Subject: Re: [Caml-list] Reporting on sucess/failure of tail recursion


> Say I have a file containing a number of Ocaml functions.

> We all know the advantages of tail recursive functions over non-tail
> recursive ones and some of us know if a simple function is tail
> recursice just by looking at it. However, for more complex functions
> it would be really nice if there was a compiler mode that could print
> which recursive functions in a file were tail recursive and which were
> not.

Functions are not tail-recursive, but function *calls* are (or not)
tail-recursive. I mean that a given function may have both tail
[-recursive]
and non-tail [-recursive] calls.

Maybe what you are dreaming of is an extension of the -dtypes flag (to
ocamlc) which not only computes the type of each expression,
but also flags each function *call* as a tail (or not a tail) call.

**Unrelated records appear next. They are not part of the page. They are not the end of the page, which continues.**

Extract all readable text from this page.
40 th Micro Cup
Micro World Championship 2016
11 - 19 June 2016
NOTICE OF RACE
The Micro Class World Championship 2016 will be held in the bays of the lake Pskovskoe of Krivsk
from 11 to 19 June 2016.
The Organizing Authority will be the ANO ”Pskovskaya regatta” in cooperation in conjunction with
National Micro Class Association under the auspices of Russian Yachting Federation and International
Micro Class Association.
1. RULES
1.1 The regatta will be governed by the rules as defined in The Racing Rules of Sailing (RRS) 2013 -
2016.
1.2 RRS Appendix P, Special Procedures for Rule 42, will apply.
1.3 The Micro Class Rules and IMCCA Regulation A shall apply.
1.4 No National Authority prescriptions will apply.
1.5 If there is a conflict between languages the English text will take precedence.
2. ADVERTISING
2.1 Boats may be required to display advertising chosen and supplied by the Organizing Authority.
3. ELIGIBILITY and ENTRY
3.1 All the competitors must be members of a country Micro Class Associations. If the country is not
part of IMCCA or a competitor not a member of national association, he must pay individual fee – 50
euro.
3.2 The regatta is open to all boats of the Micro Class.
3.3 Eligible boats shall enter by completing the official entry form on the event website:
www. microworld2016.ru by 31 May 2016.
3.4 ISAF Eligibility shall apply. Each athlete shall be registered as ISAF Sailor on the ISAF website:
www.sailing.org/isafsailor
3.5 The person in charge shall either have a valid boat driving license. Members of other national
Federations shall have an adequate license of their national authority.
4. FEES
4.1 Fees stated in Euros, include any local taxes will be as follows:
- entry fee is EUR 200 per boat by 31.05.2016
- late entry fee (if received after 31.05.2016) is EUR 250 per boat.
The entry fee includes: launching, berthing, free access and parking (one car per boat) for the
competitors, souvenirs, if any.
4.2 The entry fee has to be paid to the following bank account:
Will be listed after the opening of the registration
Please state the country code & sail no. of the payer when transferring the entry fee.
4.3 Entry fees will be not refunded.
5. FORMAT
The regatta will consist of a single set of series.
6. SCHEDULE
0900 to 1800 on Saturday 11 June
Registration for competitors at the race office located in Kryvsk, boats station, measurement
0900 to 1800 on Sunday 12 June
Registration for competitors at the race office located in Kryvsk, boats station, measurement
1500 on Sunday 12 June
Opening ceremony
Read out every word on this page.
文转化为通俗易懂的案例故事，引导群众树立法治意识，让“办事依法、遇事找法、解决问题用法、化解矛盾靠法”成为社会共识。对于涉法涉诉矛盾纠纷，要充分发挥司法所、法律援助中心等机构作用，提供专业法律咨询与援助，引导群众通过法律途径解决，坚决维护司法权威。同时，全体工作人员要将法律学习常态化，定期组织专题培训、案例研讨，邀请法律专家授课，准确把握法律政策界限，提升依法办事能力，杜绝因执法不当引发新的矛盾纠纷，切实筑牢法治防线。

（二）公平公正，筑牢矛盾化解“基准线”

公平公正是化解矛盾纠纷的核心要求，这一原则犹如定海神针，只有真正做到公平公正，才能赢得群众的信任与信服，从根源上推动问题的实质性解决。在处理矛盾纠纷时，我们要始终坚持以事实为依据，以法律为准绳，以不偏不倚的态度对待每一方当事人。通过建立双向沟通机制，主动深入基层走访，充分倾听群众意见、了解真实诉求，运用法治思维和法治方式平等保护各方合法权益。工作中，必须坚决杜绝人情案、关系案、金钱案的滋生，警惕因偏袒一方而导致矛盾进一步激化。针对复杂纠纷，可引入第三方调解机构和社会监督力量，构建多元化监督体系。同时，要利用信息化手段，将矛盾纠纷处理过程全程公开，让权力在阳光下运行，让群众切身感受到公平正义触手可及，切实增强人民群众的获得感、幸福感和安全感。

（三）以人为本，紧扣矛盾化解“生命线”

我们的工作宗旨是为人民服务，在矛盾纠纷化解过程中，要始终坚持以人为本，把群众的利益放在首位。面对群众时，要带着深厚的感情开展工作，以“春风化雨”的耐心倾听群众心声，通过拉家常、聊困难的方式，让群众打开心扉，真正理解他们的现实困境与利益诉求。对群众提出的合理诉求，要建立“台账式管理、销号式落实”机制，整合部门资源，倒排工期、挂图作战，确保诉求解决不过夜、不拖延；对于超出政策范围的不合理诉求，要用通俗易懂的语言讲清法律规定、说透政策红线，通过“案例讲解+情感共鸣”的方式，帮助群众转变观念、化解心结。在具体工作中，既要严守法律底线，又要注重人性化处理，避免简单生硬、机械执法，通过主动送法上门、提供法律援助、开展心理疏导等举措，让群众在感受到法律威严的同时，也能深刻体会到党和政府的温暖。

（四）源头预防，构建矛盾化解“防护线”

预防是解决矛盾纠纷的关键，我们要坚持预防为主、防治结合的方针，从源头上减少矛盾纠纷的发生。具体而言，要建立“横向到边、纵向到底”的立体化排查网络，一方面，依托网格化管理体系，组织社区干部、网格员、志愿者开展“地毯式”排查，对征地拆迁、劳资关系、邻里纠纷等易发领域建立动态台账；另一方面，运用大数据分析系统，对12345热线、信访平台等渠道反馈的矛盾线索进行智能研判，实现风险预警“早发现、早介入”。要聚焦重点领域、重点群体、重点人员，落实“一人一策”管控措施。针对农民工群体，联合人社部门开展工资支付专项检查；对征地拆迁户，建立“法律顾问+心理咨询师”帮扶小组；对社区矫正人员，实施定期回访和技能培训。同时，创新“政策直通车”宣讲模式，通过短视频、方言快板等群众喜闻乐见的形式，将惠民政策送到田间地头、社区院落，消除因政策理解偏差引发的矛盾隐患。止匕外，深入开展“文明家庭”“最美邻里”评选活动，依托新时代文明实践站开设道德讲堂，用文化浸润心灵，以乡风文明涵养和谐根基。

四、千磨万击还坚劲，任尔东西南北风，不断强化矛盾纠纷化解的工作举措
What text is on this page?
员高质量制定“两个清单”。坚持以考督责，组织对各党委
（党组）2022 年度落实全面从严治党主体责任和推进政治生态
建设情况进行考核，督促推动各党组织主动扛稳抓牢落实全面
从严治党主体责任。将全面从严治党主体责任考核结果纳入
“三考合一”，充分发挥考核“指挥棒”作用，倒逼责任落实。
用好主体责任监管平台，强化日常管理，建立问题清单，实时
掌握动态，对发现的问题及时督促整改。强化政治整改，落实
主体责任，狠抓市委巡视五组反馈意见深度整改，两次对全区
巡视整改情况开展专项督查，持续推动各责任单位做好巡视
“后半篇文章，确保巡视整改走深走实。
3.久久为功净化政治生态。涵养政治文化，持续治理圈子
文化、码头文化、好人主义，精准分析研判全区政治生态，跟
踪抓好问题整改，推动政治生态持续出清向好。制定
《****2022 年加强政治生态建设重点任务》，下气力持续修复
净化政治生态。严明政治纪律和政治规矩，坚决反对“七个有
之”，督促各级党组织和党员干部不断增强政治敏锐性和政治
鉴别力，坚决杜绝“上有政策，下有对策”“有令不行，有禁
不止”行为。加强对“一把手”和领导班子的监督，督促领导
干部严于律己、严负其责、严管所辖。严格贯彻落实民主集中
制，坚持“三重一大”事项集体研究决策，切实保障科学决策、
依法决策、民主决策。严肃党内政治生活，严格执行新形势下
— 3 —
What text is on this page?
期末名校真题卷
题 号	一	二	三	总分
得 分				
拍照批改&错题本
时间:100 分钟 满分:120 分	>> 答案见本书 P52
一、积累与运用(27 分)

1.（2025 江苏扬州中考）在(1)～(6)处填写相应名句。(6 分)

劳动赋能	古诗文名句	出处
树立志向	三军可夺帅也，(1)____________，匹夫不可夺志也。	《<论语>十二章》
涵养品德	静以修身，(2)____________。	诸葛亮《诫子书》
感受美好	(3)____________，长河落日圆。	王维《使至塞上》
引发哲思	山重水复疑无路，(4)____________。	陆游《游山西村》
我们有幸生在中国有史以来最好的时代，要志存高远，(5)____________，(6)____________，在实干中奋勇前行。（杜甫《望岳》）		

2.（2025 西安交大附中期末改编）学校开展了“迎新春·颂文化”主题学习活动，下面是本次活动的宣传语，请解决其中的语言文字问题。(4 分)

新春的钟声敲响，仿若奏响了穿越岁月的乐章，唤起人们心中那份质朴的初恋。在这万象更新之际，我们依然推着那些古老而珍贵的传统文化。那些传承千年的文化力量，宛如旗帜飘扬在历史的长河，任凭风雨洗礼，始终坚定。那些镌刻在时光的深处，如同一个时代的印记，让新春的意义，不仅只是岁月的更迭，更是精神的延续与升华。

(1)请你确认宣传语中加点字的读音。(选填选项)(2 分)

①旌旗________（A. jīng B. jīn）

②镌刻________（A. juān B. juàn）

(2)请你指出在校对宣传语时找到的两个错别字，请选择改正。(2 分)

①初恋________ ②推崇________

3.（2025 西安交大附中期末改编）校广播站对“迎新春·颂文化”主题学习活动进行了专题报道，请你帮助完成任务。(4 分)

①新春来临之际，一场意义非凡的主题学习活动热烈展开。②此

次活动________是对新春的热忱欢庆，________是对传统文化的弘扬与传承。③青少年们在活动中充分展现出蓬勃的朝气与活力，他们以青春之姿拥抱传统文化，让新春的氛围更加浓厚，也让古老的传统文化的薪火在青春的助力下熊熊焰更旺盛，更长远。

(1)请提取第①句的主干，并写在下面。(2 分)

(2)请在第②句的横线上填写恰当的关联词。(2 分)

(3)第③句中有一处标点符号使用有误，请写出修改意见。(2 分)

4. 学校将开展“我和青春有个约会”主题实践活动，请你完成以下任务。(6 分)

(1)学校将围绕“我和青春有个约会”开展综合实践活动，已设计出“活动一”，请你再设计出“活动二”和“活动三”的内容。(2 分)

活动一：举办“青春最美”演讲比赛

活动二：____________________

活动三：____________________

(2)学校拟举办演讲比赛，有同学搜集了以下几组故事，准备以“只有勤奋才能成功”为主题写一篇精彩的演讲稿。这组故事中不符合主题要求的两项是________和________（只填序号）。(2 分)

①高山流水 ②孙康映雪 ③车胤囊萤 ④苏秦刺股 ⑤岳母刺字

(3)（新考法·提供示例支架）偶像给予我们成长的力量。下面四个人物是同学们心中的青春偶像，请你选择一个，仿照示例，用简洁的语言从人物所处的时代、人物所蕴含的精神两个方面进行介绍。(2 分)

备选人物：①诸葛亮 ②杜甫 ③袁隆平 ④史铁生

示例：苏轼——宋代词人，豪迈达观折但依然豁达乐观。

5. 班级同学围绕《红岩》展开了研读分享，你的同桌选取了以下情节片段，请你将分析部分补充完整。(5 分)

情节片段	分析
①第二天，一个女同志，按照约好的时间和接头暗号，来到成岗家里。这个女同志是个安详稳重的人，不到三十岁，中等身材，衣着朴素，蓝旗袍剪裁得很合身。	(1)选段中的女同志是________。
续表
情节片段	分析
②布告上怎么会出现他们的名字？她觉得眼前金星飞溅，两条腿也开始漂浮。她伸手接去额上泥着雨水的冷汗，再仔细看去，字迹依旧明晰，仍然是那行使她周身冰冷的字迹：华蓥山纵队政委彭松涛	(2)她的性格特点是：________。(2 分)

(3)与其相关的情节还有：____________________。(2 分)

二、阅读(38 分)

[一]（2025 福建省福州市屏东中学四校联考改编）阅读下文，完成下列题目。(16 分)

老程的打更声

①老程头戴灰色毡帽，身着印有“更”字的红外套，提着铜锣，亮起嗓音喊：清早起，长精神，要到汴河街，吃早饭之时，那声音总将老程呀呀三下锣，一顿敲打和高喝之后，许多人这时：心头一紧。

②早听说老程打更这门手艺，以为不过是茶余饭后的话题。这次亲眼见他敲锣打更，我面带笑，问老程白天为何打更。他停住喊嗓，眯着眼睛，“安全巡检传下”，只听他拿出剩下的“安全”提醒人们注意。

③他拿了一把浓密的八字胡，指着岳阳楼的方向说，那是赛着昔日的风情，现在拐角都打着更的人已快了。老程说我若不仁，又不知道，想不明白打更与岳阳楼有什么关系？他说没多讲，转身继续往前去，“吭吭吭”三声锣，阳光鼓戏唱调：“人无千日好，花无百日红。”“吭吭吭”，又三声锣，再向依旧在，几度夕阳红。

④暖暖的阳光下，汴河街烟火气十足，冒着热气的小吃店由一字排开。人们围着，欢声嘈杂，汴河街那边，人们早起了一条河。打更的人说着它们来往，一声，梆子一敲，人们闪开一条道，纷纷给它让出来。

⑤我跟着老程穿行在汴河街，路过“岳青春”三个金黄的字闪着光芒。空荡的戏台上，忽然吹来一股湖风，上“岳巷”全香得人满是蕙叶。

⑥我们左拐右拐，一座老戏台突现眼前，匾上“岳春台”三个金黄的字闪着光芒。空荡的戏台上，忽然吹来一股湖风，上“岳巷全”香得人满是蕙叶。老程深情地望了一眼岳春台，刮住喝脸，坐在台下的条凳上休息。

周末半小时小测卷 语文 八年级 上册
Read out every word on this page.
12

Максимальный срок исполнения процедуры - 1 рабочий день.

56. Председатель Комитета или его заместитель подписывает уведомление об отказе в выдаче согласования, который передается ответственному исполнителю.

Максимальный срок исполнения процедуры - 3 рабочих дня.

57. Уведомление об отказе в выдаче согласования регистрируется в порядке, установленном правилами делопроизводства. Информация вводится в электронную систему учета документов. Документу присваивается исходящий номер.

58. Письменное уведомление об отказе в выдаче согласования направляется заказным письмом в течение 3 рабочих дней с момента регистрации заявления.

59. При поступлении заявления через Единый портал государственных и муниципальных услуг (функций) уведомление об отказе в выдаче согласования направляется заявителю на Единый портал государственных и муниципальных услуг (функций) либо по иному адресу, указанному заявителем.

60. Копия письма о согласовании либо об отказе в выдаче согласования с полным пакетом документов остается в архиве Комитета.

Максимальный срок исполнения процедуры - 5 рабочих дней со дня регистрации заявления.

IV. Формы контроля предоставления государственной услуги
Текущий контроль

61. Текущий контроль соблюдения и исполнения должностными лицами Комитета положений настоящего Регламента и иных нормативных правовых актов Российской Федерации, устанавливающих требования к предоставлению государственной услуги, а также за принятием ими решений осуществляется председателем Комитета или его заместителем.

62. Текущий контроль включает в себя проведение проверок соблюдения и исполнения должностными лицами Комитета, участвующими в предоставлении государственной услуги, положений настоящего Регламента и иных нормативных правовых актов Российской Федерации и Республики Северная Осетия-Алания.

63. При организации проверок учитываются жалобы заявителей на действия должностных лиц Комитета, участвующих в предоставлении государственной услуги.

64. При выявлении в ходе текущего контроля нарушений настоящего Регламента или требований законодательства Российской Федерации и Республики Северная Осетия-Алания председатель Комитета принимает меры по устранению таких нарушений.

I do
agree it would be quite useful (but my knowledge of ocaml internals make
me think that it is in principle easy, but in practice would require a lot
of changes within the compiler, since tail-rec detection is done in passes
near the backend, after the typing.).

We could even dream of a let tailrec language construct which behaves like
let rec but checks that each recursive call to the function is in fact a
tail-recursion.

All this is in principle easy to do, but I understand that it might
require a significant amount of work which is not the priority of INRIA
Cristal team (which is a team of researchers, not of engineers).

Regards.


-- 
Basile Starynkevitch http://starynkevitch.net/Basile

PS: I've currently got ADSL problems so have difficulties to read my emails.